Let’s discuss the functional food ginger. Ginger is a conventional food that is generally promoted as a health food. Ginger is historically known as a medicinal, wellness food and has been an aid for gastrointestinal distress and other ailments since ancient times. We all are aware of ginger symptom-relief stories. I have a friend who credits ginger flavored Altoids with making her chemotherapy treatments tolerable, and ginger is the friend of many a pregnant woman.
Ginger is also recognized as an anti-inflammatory food that helps relieve arthritis pain. It holds antioxidant and other cancer fighting properties.
Does it work?
Laboratory studies have indicated that ginger may have an effect on inhibiting ovarian cancer cells. More research is needed to confirm, but this could be good news for a disease with a poor survival rate.
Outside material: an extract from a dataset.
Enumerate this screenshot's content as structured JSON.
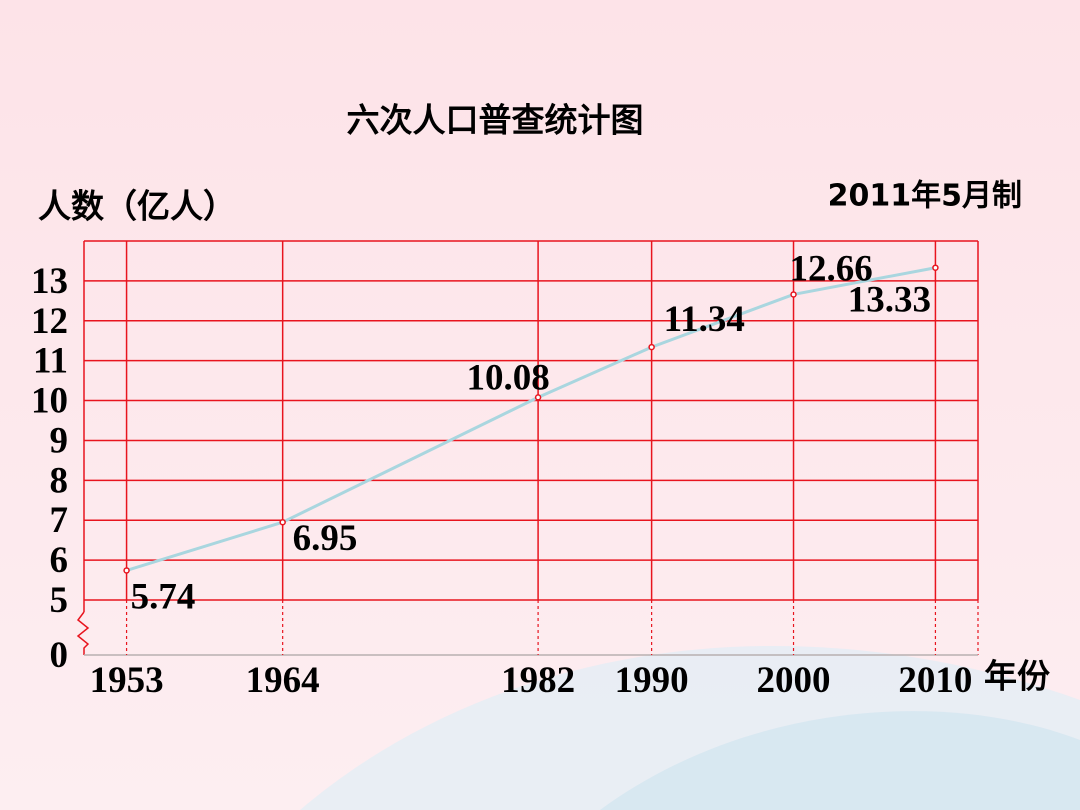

Research studies with rats indicate that raw ginger may help control diabetes complications. Treated rats displayed lower serum glucose and cholesterol levels. Again, more research is needed to scientifically apply the findings to human diabetic patients.
How much does it contain?
Gingerol is an active anti-inflammatory compound in ginger. It is stronger in fresh, raw ginger than in dried products. Products, such as ginger Altoids for example, should be assessed to learn about the amount of ginger actually in the product. It is interesting that no health claims are made by the makers of ginger Altoids, and they may not even contain real ginger—even though the anecdotes abound!
Is it safe?
It is recommended that ginger consumption for adults should be limited to 4 grams per day – with a 1 gram limit for pregnant women. There are precautions for patients on blood thinning medications, diabetic patients, and heart conditions. Generally, ginger is considered a safe addition to the culinary diet.
Is it healthy?
For thousands of years, ginger has been considered to have health benefits. Research only continues to explore more ways in which ginger can be a health promoter. Its versatility and forms of availability allow for ginger to be incorporated into daily life for many health benefits.
For a comforting tea, spicier food, or a tummy soother, ginger is a great choice of functional food. Ginger is readily available fresh in supermarkets. Powdered ginger and candied ginger pieces are in the spice sections of grocery stores. Many health food stores have candied ginger pieces available in bulk packaging. These are great to have on hand for upset stomachs. Keep your eyes open for dark chocolate with ginger if you want a real treat!
On our hobby farm we grow baby ginger from organic seed stock we purchase from Hawaii each year. The plant looks much like bamboo growing in summer. The fall harvest is an exciting time as we unearth the pungent, pink beauties. Baby ginger is especially delicious added to stir fry dishes.
Remember, when a food or product claims to be a functional food – with extra wellness benefits beyond nutritional value – check it out. And, then pack your diet with functional foods like ginger for optimal health.